Home > Blockchain >  Use a nested struct members directly
Use a nested struct members directly

Time:12-29

So I'm trying to nest a struct into another one by value, but I want to be able to import the members of the nested structs as if they are direct members of Generic struct. There seems to be a using keywork in C , but it doesn't work as I would have expected.

For example:

struct A
{
    int a;
    // some specific A stuff
};
struct B
{
    float a;
    // some specific B stuff
};

template<typename T>
struct Generic
{
    Kind kind; // an enum or an integer ID that allow to figure out what type is contained
    // some generic stuff

    // how to do this?
    using T t; // Error: a class-qualified name is required

    // some more generic stuff
};

void foo()
{
    Generic<B> g;
    g.t.a = 6.7 // we can do this with regular struct field
    g.a = 5.4; // but need to be able to do this
}

This construct is made in this way to be able to create different user-extensible views into some differently-sized item buffer, where each item is a tagged union with custom contents and common header and footer.

So the main question: How to import ("use") some struct into a different one and be able to access the nested struct' fields directly?

CodePudding user response:

There is a possible way to work around the problem by using inheritance, but it needs more structures:

// The "data" structures
struct A { ... };
struct B { ... };

// Common "header" structure
struct Header { ... };

// The "generic" structure to combine the header with the data
template<typename D>
struct Data : Header, D
{
    // Empty
};

Now you can use the B data as

Data<B> data;

The header information will come first, the actual data follow. And the size will depend on the data structure.

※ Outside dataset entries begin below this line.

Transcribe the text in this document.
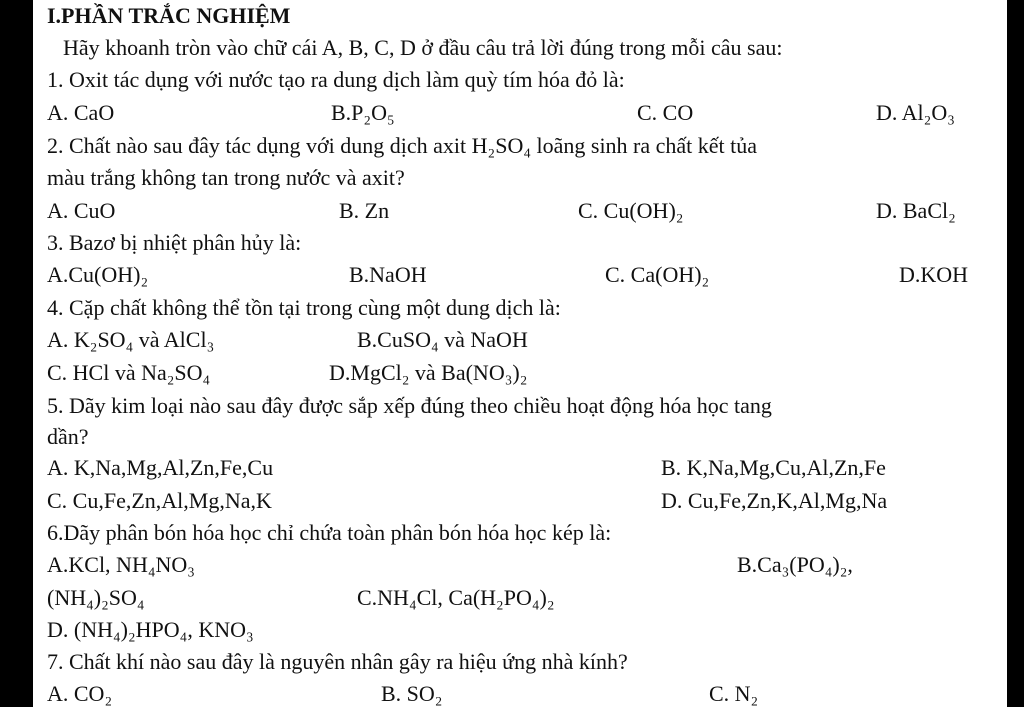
I.PHẦN TRẮC NGHIỆM
Hãy khoanh tròn vào chữ cái A, B, C, D ở đầu câu trả lời đúng trong mỗi câu sau:
1. Oxit tác dụng với nước tạo ra dung dịch làm quỳ tím hóa đỏ là:
A. CaO	B.P₂O₅	C. CO	D. Al₂O₃
2. Chất nào sau đây tác dụng với dung dịch axit H₂SO₄ loãng sinh ra chất kết tủa
màu trắng không tan trong nước và axit?
A. CuO	B. Zn	C. Cu(OH)₂	D. BaCl₂
3. Bazơ bị nhiệt phân hủy là:
A.Cu(OH)₂	B.NaOH	C. Ca(OH)₂	D.KOH
4. Cặp chất không thể tồn tại trong cùng một dung dịch là:
A. K₂SO₄ và AlCl₃	B.CuSO₄ và NaOH
C. HCl và Na₂SO₄	D.MgCl₂ và Ba(NO₃)₂
5. Dãy kim loại nào sau đây được sắp xếp đúng theo chiều hoạt động hóa học tang
dần?
A. K,Na,Mg,Al,Zn,Fe,Cu	B. K,Na,Mg,Cu,Al,Zn,Fe
C. Cu,Fe,Zn,Al,Mg,Na,K	D. Cu,Fe,Zn,K,Al,Mg,Na
6.Dãy phân bón hóa học chỉ chứa toàn phân bón hóa học kép là:
A.KCl, NH₄NO₃	B.Ca₃(PO₄)₂,
(NH₄)₂SO₄	C.NH₄Cl, Ca(H₂PO₄)₂
D. (NH₄)₂HPO₄, KNO₃
7. Chất khí nào sau đây là nguyên nhân gây ra hiệu ứng nhà kính?
A. CO₂	B. SO₂	C. N₂
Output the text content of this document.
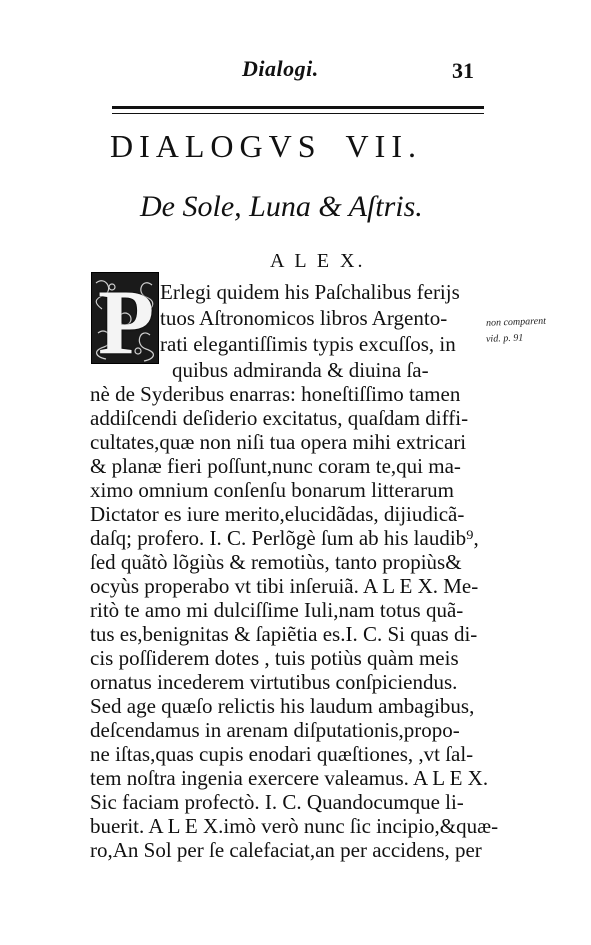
Dialogi.	31
DIALOGVS VII.
De Sole, Luna & Aſtris.
A L E X.
P Erlegi quidem his Paſchalibus ferijs
tuos Aſtronomicos libros Argento-
rati elegantiſſimis typis excuſſos, in
quibus admiranda & diuina ſa-
nè de Syderibus enarras: honeſtiſſimo tamen
addiſcendi deſiderio excitatus, quaſdam diffi-
cultates,quæ non niſi tua opera mihi extricari
& planæ fieri poſſunt,nunc coram te,qui ma-
ximo omnium conſenſu bonarum litterarum
Dictator es iure merito,elucidãdas, dijiudicã-
daſq; profero. I. C. Perlõgè ſum ab his laudib⁹,
ſed quãtò lõgiùs & remotiùs, tanto propiùs&
ocyùs properabo vt tibi inſeruiã. A L E X. Me-
ritò te amo mi dulciſſime Iuli,nam totus quã-
tus es,benignitas & ſapiẽtia es.I. C. Si quas di-
cis poſſiderem dotes , tuis potiùs quàm meis
ornatus incederem virtutibus conſpiciendus.
Sed age quæſo relictis his laudum ambagibus,
deſcendamus in arenam diſputationis,propo-
ne iſtas,quas cupis enodari quæſtiones, ,vt ſal-
tem noſtra ingenia exercere valeamus. A L E X.
Sic faciam profectò. I. C. Quandocumque li-
buerit. A L E X.imò verò nunc ſic incipio,&quæ-
ro,An Sol per ſe calefaciat,an per accidens, per
non comparent
vid. p. 91
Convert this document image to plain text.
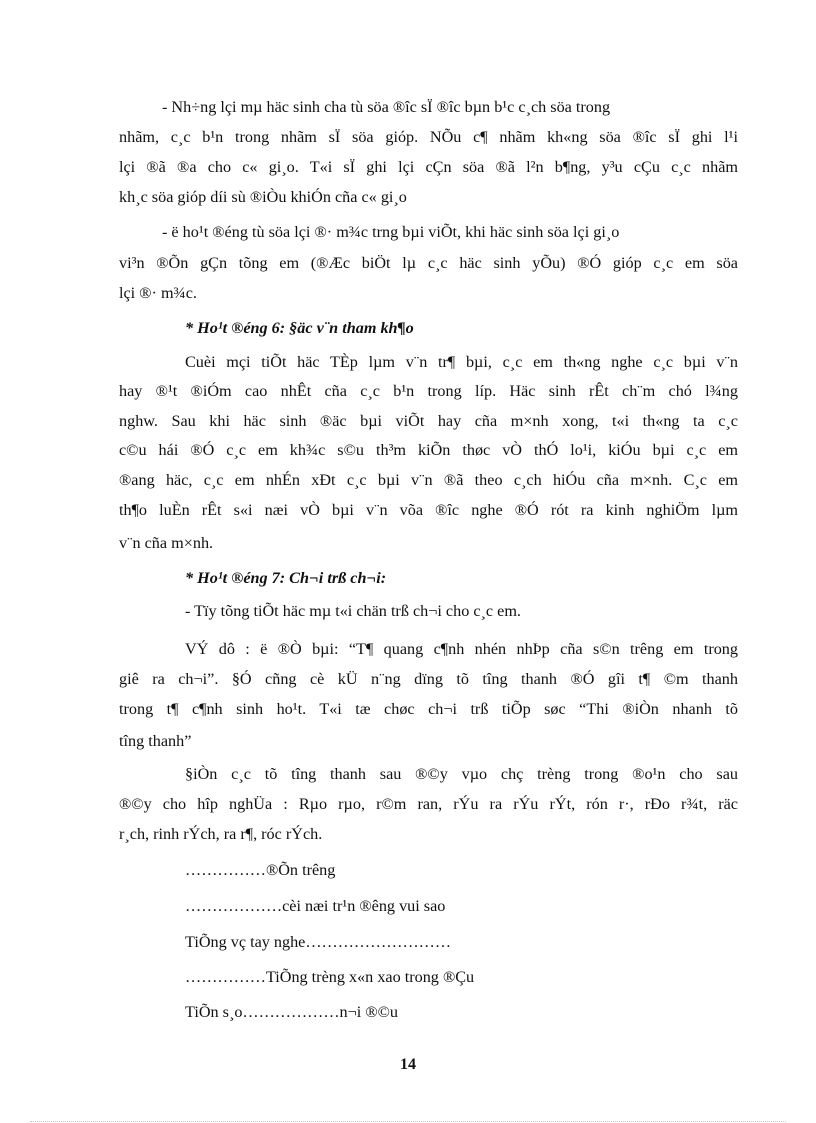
- Nh÷ng lçi mµ häc sinh cha tù söa ®îc sÏ ®îc bµn b¹c c¸ch söa trong
nhãm, c¸c b¹n trong nhãm sÏ söa gióp. NÕu c¶ nhãm kh«ng söa ®îc sÏ ghi l¹i
lçi ®ã ®a cho c« gi¸o. T«i sÏ ghi lçi cÇn söa ®ã l²n b¶ng, y³u cÇu c¸c nhãm
kh¸c söa gióp díi sù ®iÒu khiÓn cña c« gi¸o
- ë ho¹t ®éng tù söa lçi ®· m¾c trng bµi viÕt, khi häc sinh söa lçi gi¸o
vi³n ®Õn gÇn tõng em (®Æc biÖt lµ c¸c häc sinh yÕu) ®Ó gióp c¸c em söa
lçi ®· m¾c.
* Ho¹t ®éng 6: §äc v¨n tham kh¶o
Cuèi mçi tiÕt häc TÈp lµm v¨n tr¶ bµi, c¸c em th«ng nghe c¸c bµi v¨n
hay ®¹t ®iÓm cao nhÊt cña c¸c b¹n trong líp. Häc sinh rÊt ch¨m chó l¾ng
nghw. Sau khi häc sinh ®äc bµi viÕt hay cña m×nh xong, t«i th«ng ta c¸c
c©u hái ®Ó c¸c em kh¾c s©u th³m kiÕn thøc vÒ thÓ lo¹i, kiÓu bµi c¸c em
®ang häc, c¸c em nhÉn xÐt c¸c bµi v¨n ®ã theo c¸ch hiÓu cña m×nh. C¸c em
th¶o luÈn rÊt s«i næi vÒ bµi v¨n võa ®îc nghe ®Ó rót ra kinh nghiÖm lµm
v¨n cña m×nh.
* Ho¹t ®éng 7: Ch¬i trß ch¬i:
- Tïy tõng tiÕt häc mµ t«i chän trß ch¬i cho c¸c em.
VÝ dô : ë ®Ò bµi: “T¶ quang c¶nh nhén nhÞp cña s©n trêng em trong
giê ra ch¬i”. §Ó cñng cè kÜ n¨ng dïng tõ tîng thanh ®Ó gîi t¶ ©m thanh
trong t¶ c¶nh sinh ho¹t. T«i tæ chøc ch¬i trß tiÕp søc “Thi ®iÒn nhanh tõ
tîng thanh”
§iÒn c¸c tõ tîng thanh sau ®©y vµo chç trèng trong ®o¹n cho sau
®©y cho hîp nghÜa : Rµo rµo, r©m ran, rÝu ra rÝu rÝt, rón r·, rÐo r¾t, räc
r¸ch, rinh rÝch, ra r¶, róc rÝch.
……………®Õn trêng
………………cèi næi tr¹n ®êng vui sao
TiÕng vç tay nghe………………………
……………TiÕng trèng x«n xao trong ®Çu
TiÕn s¸o………………n¬i ®©u
14
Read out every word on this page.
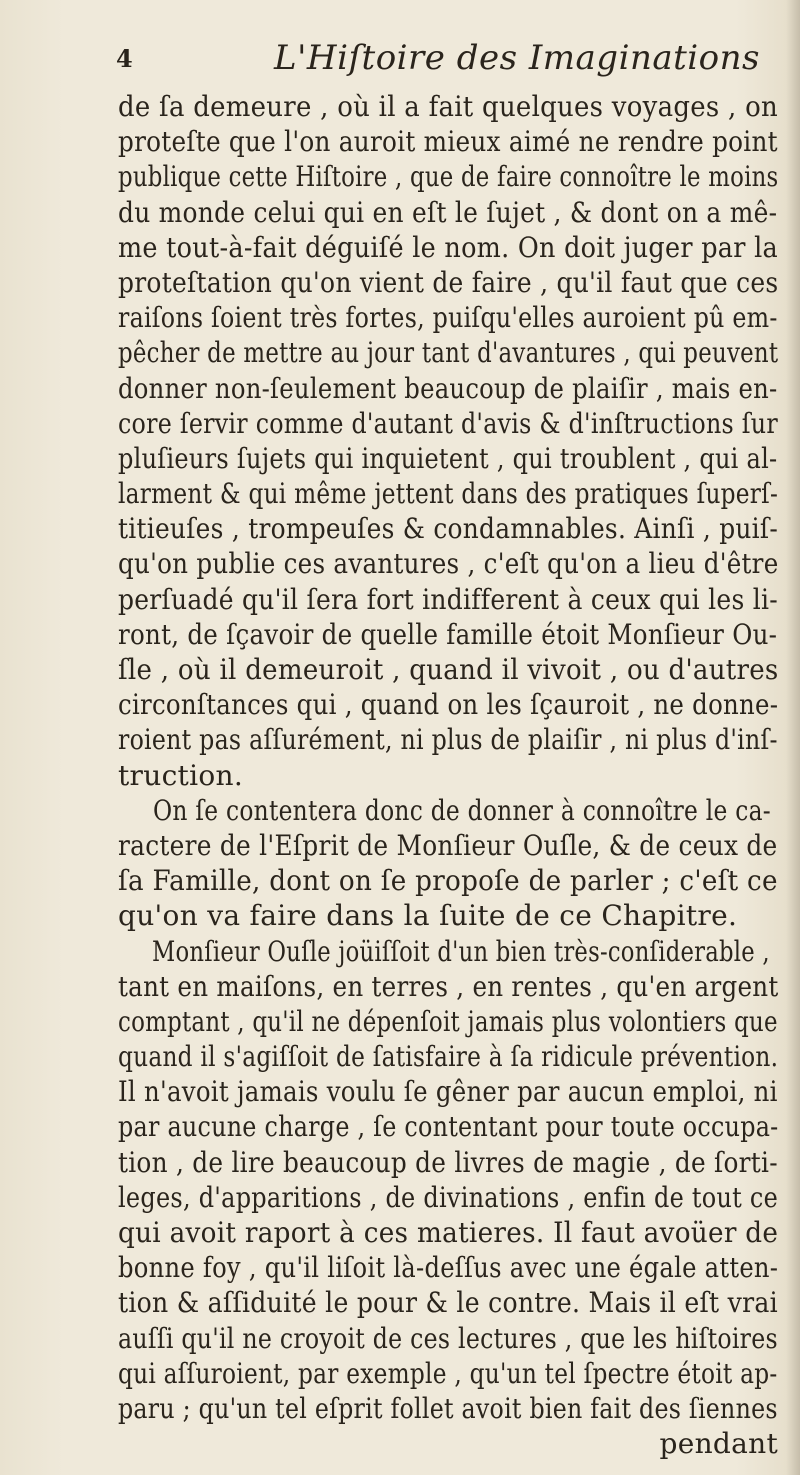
4	L'Hiſtoire des Imaginations
de ſa demeure , où il a fait quelques voyages , on
proteſte que l'on auroit mieux aimé ne rendre point
publique cette Hiſtoire , que de faire connoître le moins
du monde celui qui en eſt le ſujet , & dont on a mê-
me tout-à-fait déguiſé le nom. On doit juger par la
proteſtation qu'on vient de faire , qu'il faut que ces
raiſons ſoient très fortes, puiſqu'elles auroient pû em-
pêcher de mettre au jour tant d'avantures , qui peuvent
donner non-ſeulement beaucoup de plaiſir , mais en-
core ſervir comme d'autant d'avis & d'inſtructions ſur
pluſieurs ſujets qui inquietent , qui troublent , qui al-
larment & qui même jettent dans des pratiques ſuperſ-
titieuſes , trompeuſes & condamnables. Ainſi , puiſ-
qu'on publie ces avantures , c'eſt qu'on a lieu d'être
perſuadé qu'il ſera fort indifferent à ceux qui les li-
ront, de ſçavoir de quelle famille étoit Monſieur Ou-
ſle , où il demeuroit , quand il vivoit , ou d'autres
circonſtances qui , quand on les ſçauroit , ne donne-
roient pas aſſurément, ni plus de plaiſir , ni plus d'inſ-
truction.
On ſe contentera donc de donner à connoître le ca-
ractere de l'Eſprit de Monſieur Ouſle, & de ceux de
ſa Famille, dont on ſe propoſe de parler ; c'eſt ce
qu'on va faire dans la ſuite de ce Chapitre.
Monſieur Ouſle joüiſſoit d'un bien très-conſiderable ,
tant en maiſons, en terres , en rentes , qu'en argent
comptant , qu'il ne dépenſoit jamais plus volontiers que
quand il s'agiſſoit de ſatisfaire à ſa ridicule prévention.
Il n'avoit jamais voulu ſe gêner par aucun emploi, ni
par aucune charge , ſe contentant pour toute occupa-
tion , de lire beaucoup de livres de magie , de ſorti-
leges, d'apparitions , de divinations , enfin de tout ce
qui avoit raport à ces matieres. Il faut avoüer de
bonne foy , qu'il liſoit là-deſſus avec une égale atten-
tion & aſſiduité le pour & le contre. Mais il eſt vrai
auſſi qu'il ne croyoit de ces lectures , que les hiſtoires
qui aſſuroient, par exemple , qu'un tel ſpectre étoit ap-
paru ; qu'un tel eſprit follet avoit bien fait des ſiennes
pendant
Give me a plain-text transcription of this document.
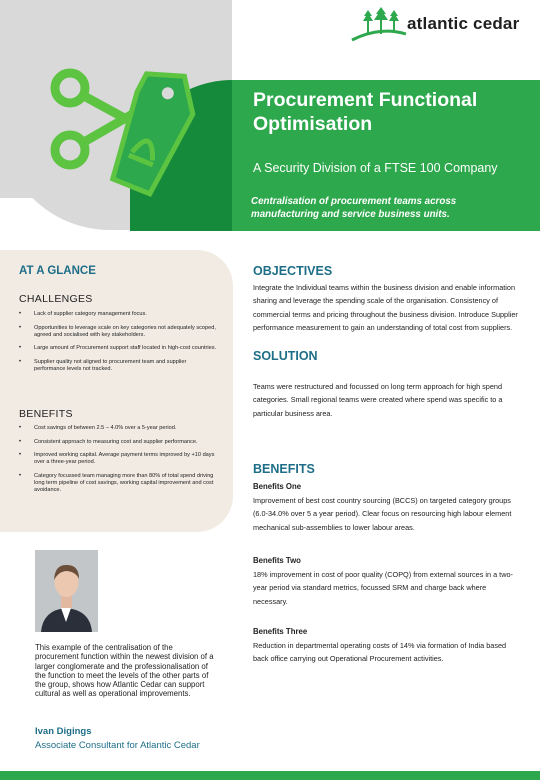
atlantic cedar
Procurement Functional Optimisation
A Security Division of a FTSE 100 Company
Centralisation of procurement teams across manufacturing and service business units.
AT A GLANCE
CHALLENGES
• Lack of supplier category management focus.
• Opportunities to leverage scale on key categories not adequately scoped, agreed and socialised with key stakeholders.
• Large amount of Procurement support staff located in high-cost countries.
• Supplier quality not aligned to procurement team and supplier performance levels not tracked.
BENEFITS
• Cost savings of between 2.5 – 4.0% over a 5-year period.
• Consistent approach to measuring cost and supplier performance.
• Improved working capital. Average payment terms improved by +10 days over a three-year period.
• Category focussed team managing more than 80% of total spend driving long term pipeline of cost savings, working capital improvement and cost avoidance.
This example of the centralisation of the procurement function within the newest division of a larger conglomerate and the professionalisation of the function to meet the levels of the other parts of the group, shows how Atlantic Cedar can support cultural as well as operational improvements.
Ivan Digings
Associate Consultant for Atlantic Cedar
OBJECTIVES
Integrate the Individual teams within the business division and enable information sharing and leverage the spending scale of the organisation. Consistency of commercial terms and pricing throughout the business division. Introduce Supplier performance measurement to gain an understanding of total cost from suppliers.
SOLUTION
Teams were restructured and focussed on long term approach for high spend categories. Small regional teams were created where spend was specific to a particular business area.
BENEFITS
Benefits One
Improvement of best cost country sourcing (BCCS) on targeted category groups (6.0-34.0% over 5 a year period). Clear focus on resourcing high labour element mechanical sub-assemblies to lower labour areas.
Benefits Two
18% improvement in cost of poor quality (COPQ) from external sources in a two-year period via standard metrics, focussed SRM and charge back where necessary.
Benefits Three
Reduction in departmental operating costs of 14% via formation of India based back office carrying out Operational Procurement activities.
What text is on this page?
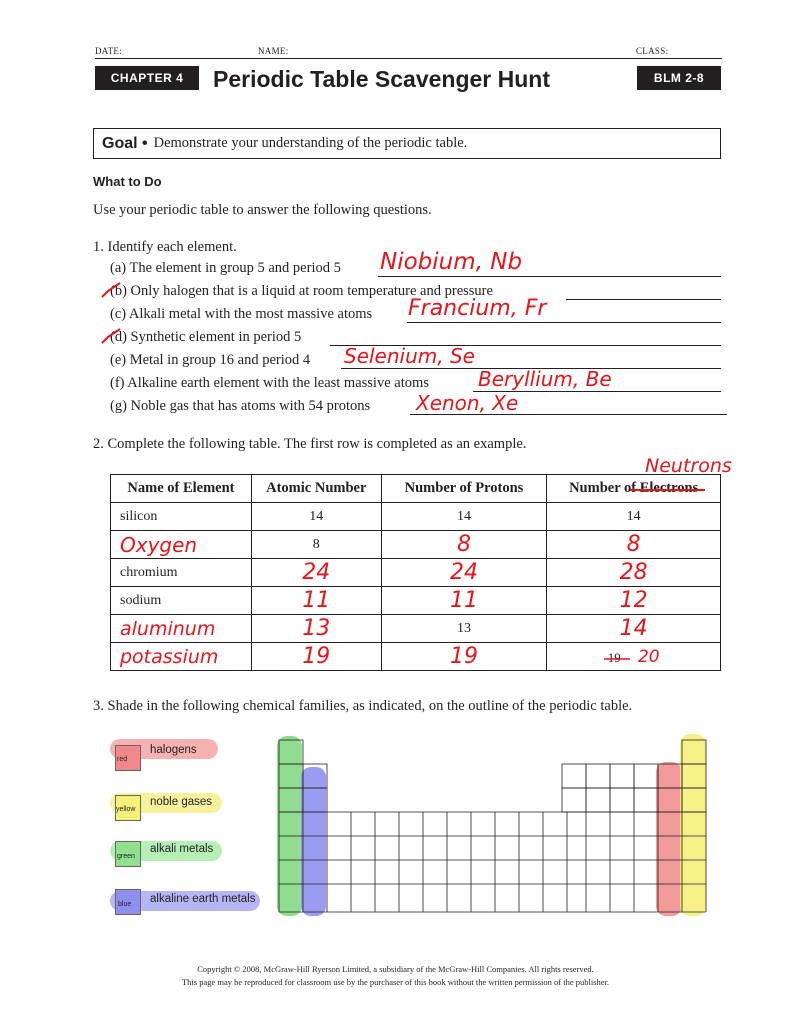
DATE:	NAME:	CLASS:
CHAPTER 4	Periodic Table Scavenger Hunt	BLM 2-8
Goal • Demonstrate your understanding of the periodic table.
What to Do
Use your periodic table to answer the following questions.
1. Identify each element.
(a) The element in group 5 and period 5 Niobium, Nb
(b) Only halogen that is a liquid at room temperature and pressure
(c) Alkali metal with the most massive atoms Francium, Fr
(d) Synthetic element in period 5
(e) Metal in group 16 and period 4 Selenium, Se
(f) Alkaline earth element with the least massive atoms Beryllium, Be
(g) Noble gas that has atoms with 54 protons Xenon, Xe
2. Complete the following table. The first row is completed as an example.
Neutrons
Name of Element	Atomic Number	Number of Protons	Number of Electrons

silicon	14	14	14
Oxygen	8	8	8
chromium	24	24	28
sodium	11	11	12
aluminum	13	13	14
potassium	19	19	19 20
3. Shade in the following chemical families, as indicated, on the outline of the periodic table.
red
halogens
yellow
noble gases
green
alkali metals
blue alkaline earth metals
Copyright © 2008, McGraw-Hill Ryerson Limited, a subsidiary of the McGraw-Hill Companies. All rights reserved.
This page may be reproduced for classroom use by the purchaser of this book without the written permission of the publisher.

But please note that from a design point of view, this is highly dubious. I would prefer actual composition:

struct A
{
    // Actual A data fields follow
};

struct Data_A
{
    Header header;
    A data;
};

This allows you to read the header and data separately from the buffer. It's also more explicit about the separation of the header and the data, and should make the code clearer and easier to read, understand and maintain.